I've got a View that is hardware accelerated on many devices. Within that View I need to be able to check whether hardware acceleration is used. According to Android SDK documentation, this is done using View.isHardwareAccelerated()
. The interesting thing is that when testing on devices that support hardware acceleration, this method always returns false, even though the Views themselves actually are being hardware accelerated. (I've conclusively verified this) It gets more confusing:
If I make a call to View.getLayerType()
I see that it is always set to View.LAYER_TYPE_NONE
. If I make call to View.setLayerType(View.LAYER_TYPE_SOFTWARE)
I can effectively disable hardware acceleration. I can re-enable it by calling either View.setLayerType(View.LAYER_TYPE_HARDWARE)
OR View.setLayerType(View.LAYER_TYPE_NONE)
. Why would View.LAYER_TYPE_NONE
enable hardware acceleration???
Moving on, for devices that do support hw acceleration it seems like I can just check status by checking whether or not View.LAYER_TYPE_SOFTWARE
is set, however I have my suspicions that this method wont work on devices that do not support hw acceleration. I'd like to know whether I am misusing View.isHardwareAccelerated()
or if it's simply broken.
EDIT: I think I'm a little closer to understanding the problem. This question was also helpful:
Detect Hardware Acceleration at Runtime: Android
My working theory is that the View doesnt yet know whether it's hardware accelerated or not when it's constructor is called, which is where I am doing my check. If this is the case, I'm wondering what I can override in my class that extends View that will allow me to successfully check hardware acceleration. I suspect that View.onSizeChanged(...)
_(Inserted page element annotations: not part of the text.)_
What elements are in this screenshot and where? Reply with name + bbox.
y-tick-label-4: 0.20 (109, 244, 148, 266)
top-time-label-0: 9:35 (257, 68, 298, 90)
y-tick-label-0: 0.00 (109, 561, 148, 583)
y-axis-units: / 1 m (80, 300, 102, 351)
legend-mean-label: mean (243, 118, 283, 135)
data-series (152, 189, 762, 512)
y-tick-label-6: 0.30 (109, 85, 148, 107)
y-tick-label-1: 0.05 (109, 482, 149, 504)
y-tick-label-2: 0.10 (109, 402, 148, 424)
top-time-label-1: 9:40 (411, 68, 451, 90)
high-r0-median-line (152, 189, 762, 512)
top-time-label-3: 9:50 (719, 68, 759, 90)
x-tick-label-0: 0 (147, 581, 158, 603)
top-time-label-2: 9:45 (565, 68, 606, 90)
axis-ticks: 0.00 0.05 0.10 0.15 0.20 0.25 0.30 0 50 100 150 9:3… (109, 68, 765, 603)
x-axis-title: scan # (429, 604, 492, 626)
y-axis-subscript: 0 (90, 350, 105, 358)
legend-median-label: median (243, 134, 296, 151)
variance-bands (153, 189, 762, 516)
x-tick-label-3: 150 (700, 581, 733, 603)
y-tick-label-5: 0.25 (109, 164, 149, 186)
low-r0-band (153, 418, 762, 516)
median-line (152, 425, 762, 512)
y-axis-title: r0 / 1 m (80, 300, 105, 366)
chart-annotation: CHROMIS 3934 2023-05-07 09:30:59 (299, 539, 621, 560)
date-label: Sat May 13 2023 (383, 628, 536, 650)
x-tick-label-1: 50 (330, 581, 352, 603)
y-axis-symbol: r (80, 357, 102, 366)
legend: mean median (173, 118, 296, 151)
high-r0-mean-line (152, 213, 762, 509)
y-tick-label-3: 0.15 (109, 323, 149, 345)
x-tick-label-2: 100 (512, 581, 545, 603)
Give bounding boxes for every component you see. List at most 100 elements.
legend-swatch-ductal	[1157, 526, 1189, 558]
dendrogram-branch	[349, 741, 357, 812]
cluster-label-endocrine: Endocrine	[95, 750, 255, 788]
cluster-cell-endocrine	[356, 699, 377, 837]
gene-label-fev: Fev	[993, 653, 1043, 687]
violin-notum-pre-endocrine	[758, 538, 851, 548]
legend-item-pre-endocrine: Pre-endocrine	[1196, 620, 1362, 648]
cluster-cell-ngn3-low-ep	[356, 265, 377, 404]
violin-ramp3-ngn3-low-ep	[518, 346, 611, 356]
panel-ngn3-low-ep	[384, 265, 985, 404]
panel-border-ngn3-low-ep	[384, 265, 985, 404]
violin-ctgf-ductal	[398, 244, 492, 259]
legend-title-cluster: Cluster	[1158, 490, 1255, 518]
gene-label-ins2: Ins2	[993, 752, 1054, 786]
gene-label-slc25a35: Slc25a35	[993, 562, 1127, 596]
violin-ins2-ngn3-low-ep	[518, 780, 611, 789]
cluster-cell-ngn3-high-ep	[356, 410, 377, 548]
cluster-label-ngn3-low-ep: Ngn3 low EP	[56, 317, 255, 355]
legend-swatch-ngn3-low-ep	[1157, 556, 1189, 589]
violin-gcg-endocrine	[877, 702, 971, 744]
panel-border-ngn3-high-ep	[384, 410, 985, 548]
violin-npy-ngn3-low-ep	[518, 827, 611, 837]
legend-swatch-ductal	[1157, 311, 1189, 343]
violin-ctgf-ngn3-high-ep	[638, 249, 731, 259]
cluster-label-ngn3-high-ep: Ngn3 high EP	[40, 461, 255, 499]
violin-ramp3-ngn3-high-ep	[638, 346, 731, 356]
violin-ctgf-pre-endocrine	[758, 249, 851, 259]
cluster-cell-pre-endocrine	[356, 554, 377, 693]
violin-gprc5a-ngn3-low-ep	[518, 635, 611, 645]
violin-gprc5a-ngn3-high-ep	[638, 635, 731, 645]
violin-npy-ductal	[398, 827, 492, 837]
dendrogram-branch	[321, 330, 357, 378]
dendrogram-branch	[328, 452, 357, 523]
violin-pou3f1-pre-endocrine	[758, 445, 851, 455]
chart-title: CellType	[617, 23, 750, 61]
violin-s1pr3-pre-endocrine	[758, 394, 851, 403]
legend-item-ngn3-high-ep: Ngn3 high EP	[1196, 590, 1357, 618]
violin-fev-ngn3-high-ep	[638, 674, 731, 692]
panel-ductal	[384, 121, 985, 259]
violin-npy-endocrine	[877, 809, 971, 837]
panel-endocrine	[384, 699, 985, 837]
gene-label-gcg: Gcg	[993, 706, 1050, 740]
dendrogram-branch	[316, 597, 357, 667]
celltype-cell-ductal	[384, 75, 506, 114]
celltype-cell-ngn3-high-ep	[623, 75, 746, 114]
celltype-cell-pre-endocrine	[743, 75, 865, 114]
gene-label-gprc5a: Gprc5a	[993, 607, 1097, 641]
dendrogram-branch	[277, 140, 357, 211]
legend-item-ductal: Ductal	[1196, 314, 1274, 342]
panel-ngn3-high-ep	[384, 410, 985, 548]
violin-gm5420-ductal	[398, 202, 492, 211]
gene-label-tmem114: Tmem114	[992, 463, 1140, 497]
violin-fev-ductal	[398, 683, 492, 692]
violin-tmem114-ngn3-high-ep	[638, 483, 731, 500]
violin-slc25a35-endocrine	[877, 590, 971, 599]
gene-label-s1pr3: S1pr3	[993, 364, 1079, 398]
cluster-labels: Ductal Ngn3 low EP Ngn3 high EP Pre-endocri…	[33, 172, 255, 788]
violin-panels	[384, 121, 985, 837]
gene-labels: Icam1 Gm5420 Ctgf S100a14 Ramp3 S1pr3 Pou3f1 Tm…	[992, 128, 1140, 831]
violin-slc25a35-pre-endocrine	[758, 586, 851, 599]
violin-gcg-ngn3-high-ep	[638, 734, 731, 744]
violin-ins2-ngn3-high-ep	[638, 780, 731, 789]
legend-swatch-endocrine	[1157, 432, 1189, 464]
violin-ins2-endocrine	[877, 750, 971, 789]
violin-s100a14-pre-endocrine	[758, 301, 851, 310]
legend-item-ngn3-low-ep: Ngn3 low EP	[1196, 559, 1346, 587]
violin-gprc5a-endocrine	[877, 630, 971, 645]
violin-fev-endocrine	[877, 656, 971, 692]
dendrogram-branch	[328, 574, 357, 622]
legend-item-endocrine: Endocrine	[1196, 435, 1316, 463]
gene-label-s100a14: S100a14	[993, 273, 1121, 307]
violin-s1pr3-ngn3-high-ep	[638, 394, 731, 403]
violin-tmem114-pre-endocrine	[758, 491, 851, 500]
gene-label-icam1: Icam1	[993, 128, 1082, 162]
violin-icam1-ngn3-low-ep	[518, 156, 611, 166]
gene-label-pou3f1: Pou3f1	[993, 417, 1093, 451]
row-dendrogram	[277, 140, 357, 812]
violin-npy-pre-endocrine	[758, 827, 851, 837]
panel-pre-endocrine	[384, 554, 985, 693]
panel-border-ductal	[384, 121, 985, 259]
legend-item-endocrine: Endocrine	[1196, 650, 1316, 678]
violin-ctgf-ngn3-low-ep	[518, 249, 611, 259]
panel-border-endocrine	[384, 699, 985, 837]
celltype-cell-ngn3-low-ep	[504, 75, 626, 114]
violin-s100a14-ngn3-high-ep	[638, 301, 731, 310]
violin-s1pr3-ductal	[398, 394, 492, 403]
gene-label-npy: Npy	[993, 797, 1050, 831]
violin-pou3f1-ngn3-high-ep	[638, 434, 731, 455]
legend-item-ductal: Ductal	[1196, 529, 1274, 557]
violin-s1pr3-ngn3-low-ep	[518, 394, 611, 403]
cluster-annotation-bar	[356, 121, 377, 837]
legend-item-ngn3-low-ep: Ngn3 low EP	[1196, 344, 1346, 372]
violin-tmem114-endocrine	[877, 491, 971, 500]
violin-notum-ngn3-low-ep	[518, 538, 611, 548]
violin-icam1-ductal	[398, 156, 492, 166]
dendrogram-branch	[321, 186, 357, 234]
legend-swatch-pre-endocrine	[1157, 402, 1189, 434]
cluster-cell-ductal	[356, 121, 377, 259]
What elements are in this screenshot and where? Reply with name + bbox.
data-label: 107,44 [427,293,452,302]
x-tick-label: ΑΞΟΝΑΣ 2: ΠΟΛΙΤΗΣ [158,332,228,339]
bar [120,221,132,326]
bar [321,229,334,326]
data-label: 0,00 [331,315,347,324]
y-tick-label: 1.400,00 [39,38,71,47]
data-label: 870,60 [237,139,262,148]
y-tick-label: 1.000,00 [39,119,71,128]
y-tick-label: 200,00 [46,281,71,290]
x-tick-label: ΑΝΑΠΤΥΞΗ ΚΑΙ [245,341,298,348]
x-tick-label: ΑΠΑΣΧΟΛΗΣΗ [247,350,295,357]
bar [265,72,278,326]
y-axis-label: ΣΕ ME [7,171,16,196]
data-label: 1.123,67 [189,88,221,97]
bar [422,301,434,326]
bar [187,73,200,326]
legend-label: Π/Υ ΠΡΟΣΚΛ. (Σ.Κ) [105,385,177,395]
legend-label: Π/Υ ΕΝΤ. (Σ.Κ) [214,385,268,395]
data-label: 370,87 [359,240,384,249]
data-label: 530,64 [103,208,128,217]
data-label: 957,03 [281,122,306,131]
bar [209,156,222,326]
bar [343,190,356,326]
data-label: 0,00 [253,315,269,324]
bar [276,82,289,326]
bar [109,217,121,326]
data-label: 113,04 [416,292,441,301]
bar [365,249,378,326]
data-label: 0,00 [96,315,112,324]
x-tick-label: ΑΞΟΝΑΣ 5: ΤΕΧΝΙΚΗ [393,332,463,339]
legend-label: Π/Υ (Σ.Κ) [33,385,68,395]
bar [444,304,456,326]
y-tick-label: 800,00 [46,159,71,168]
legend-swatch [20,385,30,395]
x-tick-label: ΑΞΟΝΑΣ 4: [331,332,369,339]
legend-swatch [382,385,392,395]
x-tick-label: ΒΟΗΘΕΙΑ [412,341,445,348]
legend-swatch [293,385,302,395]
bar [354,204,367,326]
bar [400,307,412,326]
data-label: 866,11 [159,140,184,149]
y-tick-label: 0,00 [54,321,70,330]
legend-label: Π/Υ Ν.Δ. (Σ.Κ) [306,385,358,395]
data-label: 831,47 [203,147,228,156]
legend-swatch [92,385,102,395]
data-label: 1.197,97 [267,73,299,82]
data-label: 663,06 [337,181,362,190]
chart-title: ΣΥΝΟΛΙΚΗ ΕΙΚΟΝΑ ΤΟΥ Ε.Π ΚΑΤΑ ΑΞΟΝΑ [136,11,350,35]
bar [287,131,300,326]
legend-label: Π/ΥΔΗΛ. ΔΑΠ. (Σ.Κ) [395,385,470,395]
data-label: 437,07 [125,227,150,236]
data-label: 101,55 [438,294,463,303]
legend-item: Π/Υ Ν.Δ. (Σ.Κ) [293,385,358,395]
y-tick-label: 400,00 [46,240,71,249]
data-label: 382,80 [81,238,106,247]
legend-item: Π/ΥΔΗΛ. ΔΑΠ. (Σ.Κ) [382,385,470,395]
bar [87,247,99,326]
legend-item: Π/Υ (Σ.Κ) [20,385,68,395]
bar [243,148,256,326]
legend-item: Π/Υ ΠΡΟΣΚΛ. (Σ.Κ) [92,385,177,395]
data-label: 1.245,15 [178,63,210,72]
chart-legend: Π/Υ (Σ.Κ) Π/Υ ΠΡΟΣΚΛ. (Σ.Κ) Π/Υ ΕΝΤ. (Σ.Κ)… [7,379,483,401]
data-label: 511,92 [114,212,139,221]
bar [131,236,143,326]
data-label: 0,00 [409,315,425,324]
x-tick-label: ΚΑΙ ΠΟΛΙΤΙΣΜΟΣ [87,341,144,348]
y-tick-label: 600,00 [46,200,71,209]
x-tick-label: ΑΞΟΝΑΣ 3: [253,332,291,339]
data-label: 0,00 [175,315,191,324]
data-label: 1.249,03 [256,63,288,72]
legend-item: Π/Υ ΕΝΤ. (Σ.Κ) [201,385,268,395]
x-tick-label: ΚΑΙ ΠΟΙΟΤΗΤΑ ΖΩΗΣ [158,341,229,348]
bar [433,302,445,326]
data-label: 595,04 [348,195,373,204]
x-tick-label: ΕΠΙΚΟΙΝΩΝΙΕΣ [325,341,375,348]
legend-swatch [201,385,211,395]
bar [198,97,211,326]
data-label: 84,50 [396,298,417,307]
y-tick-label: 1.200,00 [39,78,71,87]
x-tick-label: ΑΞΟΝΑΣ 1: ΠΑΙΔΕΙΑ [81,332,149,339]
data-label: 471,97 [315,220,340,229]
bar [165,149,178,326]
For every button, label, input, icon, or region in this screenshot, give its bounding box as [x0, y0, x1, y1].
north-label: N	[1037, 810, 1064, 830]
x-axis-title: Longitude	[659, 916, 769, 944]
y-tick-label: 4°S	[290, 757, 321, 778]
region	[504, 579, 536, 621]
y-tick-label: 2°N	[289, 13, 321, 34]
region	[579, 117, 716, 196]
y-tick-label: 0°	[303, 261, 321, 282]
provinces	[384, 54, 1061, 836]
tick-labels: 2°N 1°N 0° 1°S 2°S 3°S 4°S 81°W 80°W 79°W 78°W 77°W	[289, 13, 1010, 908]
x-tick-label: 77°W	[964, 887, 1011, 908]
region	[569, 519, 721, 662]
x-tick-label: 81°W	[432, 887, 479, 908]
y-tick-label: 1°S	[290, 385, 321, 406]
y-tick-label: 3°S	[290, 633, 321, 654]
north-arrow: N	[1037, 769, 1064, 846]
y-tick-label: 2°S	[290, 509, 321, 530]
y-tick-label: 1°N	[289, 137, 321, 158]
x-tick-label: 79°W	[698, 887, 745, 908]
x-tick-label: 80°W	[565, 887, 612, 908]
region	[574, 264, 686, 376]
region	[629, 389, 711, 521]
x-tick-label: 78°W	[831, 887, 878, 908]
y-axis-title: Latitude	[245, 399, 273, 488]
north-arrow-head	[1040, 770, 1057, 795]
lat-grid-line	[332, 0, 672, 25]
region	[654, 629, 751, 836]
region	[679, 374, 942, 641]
would work, but I'd like to avoid using something that can potentially be called numerous times.
EDIT #2:
Looks like that was it. I moved my check into View.onSizeChanged()
and it now reports correctly. I'm still wondering if theres a better place within my View that I can move this check though.
I've been pondering this for a while myself. Good to see you figured out what the issue was. The documentation does correctly describe this but it's not terribly clear. "Returns: True if the view is attached to a window and the window is hardware accelerated"
As Diane Hackborn mentions in this post: https://groups.google.com/forum/#!topic/android-developers/vAH0HAZg0uU
You should check isHardwareAccelerated() after the view was attached to the window - e.g. in onAttachedToWindow()!